Public Radio Program Directors (PRPD) held a webinar this week on Social Media Trends of 2009, led by the inimitable Andy Carvin, the social media guru at NPR. Andy surprised many by pointing to Facebook (take that, Twitter!) as the most important development over the past year. That’s because Facebook membership more than doubled in 2009 to 350 million (and counting…) While many more people access NPR through npr.org, Andy says there is evidence that NPR’s Facebook page (created by a frustrated fan) does drive more traffic to the network’s web site.
Other important trends ’09 included the spread of iPhones and apps (30 million iPhones sold; 25,000 developers have created more than 100,000 apps.) He pointed to a few cool new apps such as foursquare, Kaboom, and the Extraordinaries which integrate geolocation awareness with nightlife, playground mapping or two-minute volunteer opportunities (aka “micro-tasking”). Another big trend is social gaming, such as FarmVille on Facebook. Andy hopes to see more social gaming in the public media world and mentioned that NPR will roll out some games next year.

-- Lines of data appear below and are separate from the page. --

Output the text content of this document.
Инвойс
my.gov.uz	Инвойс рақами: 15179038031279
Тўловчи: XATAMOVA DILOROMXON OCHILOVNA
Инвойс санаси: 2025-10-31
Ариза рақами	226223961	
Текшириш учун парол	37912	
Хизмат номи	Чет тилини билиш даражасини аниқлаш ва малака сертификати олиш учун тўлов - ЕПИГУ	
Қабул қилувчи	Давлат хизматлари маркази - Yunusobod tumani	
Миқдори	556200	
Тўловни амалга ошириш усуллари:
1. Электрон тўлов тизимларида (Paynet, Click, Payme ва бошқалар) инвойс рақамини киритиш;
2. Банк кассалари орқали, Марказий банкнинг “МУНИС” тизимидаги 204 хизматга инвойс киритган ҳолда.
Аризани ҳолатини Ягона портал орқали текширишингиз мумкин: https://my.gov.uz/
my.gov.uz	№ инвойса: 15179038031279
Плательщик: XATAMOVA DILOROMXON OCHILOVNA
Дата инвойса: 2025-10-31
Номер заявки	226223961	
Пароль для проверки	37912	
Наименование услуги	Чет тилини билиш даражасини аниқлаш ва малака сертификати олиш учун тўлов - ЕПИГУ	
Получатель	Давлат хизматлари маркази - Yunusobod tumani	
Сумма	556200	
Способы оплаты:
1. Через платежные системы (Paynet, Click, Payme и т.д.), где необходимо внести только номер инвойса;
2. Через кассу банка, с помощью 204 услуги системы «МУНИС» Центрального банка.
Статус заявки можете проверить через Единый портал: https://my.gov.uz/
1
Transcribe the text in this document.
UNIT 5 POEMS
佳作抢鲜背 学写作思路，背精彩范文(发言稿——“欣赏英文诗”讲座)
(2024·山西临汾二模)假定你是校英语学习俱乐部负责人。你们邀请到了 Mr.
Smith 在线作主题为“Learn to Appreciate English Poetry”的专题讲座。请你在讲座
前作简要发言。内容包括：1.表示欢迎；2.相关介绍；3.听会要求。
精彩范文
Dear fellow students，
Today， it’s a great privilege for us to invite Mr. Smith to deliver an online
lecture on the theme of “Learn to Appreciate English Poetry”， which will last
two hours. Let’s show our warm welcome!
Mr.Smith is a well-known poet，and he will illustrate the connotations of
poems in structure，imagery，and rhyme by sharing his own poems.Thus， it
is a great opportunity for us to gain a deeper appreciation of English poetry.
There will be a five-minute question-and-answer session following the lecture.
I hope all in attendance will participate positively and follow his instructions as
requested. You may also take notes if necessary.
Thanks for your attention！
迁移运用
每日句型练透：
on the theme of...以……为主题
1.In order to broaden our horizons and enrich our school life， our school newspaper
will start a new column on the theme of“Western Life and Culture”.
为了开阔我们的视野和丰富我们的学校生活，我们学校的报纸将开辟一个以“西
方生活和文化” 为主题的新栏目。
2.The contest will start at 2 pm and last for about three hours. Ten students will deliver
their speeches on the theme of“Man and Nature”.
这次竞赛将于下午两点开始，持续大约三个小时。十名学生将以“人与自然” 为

The fourth big trend is data portability (Facebook Connect; Posterous) and Andy showed how he could post a photo or text to one site and it would get automatically distributed out to his various platforms. And, last, but not least: Twitter, which has grown four-fold in the past 11 months. Looking ahead to 2010, Andy said he expected more of the same, plus a growth in “augmented reality” programs which enable you to use your mobile device to see not just what is, but what could be.
Most of the presentation focused on the social aspects of image and text, so the sound lover and radio producer in me cried out to hear if there anything’s happening on the beloved audio frontier. Andy mentioned a site still in development called Audioboo, which enables people to post and share on the spot podcasts. This is especially exciting for iPhone users since the coveted device gets such excellent audio. Audioboo might just be the platform for participatory audio content in 2010.